When dealing with functions of several variables, like our function \( f(x, y) = x^3 - 6x^2 - 3y^2 \), we often want to understand how the function changes along the different axes. This is where partial derivatives come into play. They measure how the function changes as we make small changes only in one variable, while keeping the others constant.

• The partial derivative with respect to \( x \) is represented as \( f_x \), and it shows how \( f \) changes as \( x \) changes, while \( y \) is held constant. For our function, it is \( f_x(x, y) = 3x^2 - 12x \).
• The partial derivative with respect to \( y \) is represented as \( f_y \), and it shows how \( f \) changes as \( y \) changes, while \( x \) is held constant. For our function, it is \( f_y(x, y) = -6y \).

To find critical points, we set these first partial derivatives to zero because it helps us find where the function does not increase or decrease, indicating potential maxima, minima, or saddle points.

A relative maximum is a point where a function has a peak compared to points nearby. In simpler terms, in a small neighborhood around this point, the function's value is higher than at nearby points. To determine if a point is a relative maximum, we use the second derivative test.
For our function \( f(x, y) = x^3 - 6x^2 - 3y^2 \), the critical point \( (0, 0) \) was found using the first partial derivatives.
Applying the second derivative test, we calculate:

• \( f_{xx} = 6x - 12 \) at \( (0,0) \) gives us \( -12 \).
• \( f_{yy} = -6 \) remains \(-6\) regardless of \( x \) and \( y \).
• The determinant \( D = f_{xx} f_{yy} - (f_{xy})^2 \), and for \((0,0)\), \( D = 72 \).

Since \( D > 0 \) and \( f_{xx} < 0 \), this confirms that \( (0, 0) \) is a relative maximum.

A relative minimum is the opposite of a relative maximum. It's a point where the function dips compared to nearby points. In a neighborhood around this point, the function's value is lower than at places nearby.
To determine if a point is a relative minimum, we apply the second derivative test. However, for this particular function, after performing the test on all critical points, no relative minima were found.
Here's how it generally works: if \( D > 0 \) (determined from the Hessian matrix) and \( f_{xx}(x, y) > 0 \), then a point is a relative minimum. In our case, neither of the points tested, \((0,0)\) or \((4,0)\), met both these conditions.

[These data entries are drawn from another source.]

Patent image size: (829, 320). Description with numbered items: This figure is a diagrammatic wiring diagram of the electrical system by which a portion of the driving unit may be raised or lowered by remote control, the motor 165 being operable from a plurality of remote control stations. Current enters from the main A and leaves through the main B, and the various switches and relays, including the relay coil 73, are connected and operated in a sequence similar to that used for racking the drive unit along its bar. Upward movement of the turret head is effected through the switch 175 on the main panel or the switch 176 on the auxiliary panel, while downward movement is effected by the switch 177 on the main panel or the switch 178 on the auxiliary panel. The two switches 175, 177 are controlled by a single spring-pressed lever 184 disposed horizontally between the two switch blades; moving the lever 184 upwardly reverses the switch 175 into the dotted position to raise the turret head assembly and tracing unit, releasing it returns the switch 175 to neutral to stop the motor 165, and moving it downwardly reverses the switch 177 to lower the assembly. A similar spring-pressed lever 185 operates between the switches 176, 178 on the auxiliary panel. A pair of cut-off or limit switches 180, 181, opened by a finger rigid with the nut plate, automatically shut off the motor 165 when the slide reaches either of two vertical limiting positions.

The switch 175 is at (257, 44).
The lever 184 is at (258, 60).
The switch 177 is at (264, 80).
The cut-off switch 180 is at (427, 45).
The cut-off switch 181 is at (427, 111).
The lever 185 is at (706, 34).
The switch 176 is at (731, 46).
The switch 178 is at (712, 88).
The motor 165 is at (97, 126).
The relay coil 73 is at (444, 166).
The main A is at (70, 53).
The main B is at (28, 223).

Saddle points are interesting because they aren't local maxima or minima. The graph at these points looks like a "saddle," climbing in one direction and falling in another; some directions increase while others decrease.
For our function \( f(x, y) = x^3 - 6x^2 - 3y^2 \), the second derivative test reveals that the point \( (4, 0) \) is a saddle point.

• Evaluating the second derivatives at \( (4,0) \) gives \( f_{xx}(4,0) = 12 \), \( f_{yy}(4,0) = -6 \), and a cross term \( f_{xy}(4,0) = 0 \).
• The determinant \( D = (12)(-6) - 0^2 = -72 \) is less than zero.

A \( D < 0 \) indicates that \( (4, 0) \) is a saddle point, showing the wonky, neither-peaking-nor-dipping behavior characteristic of saddle points.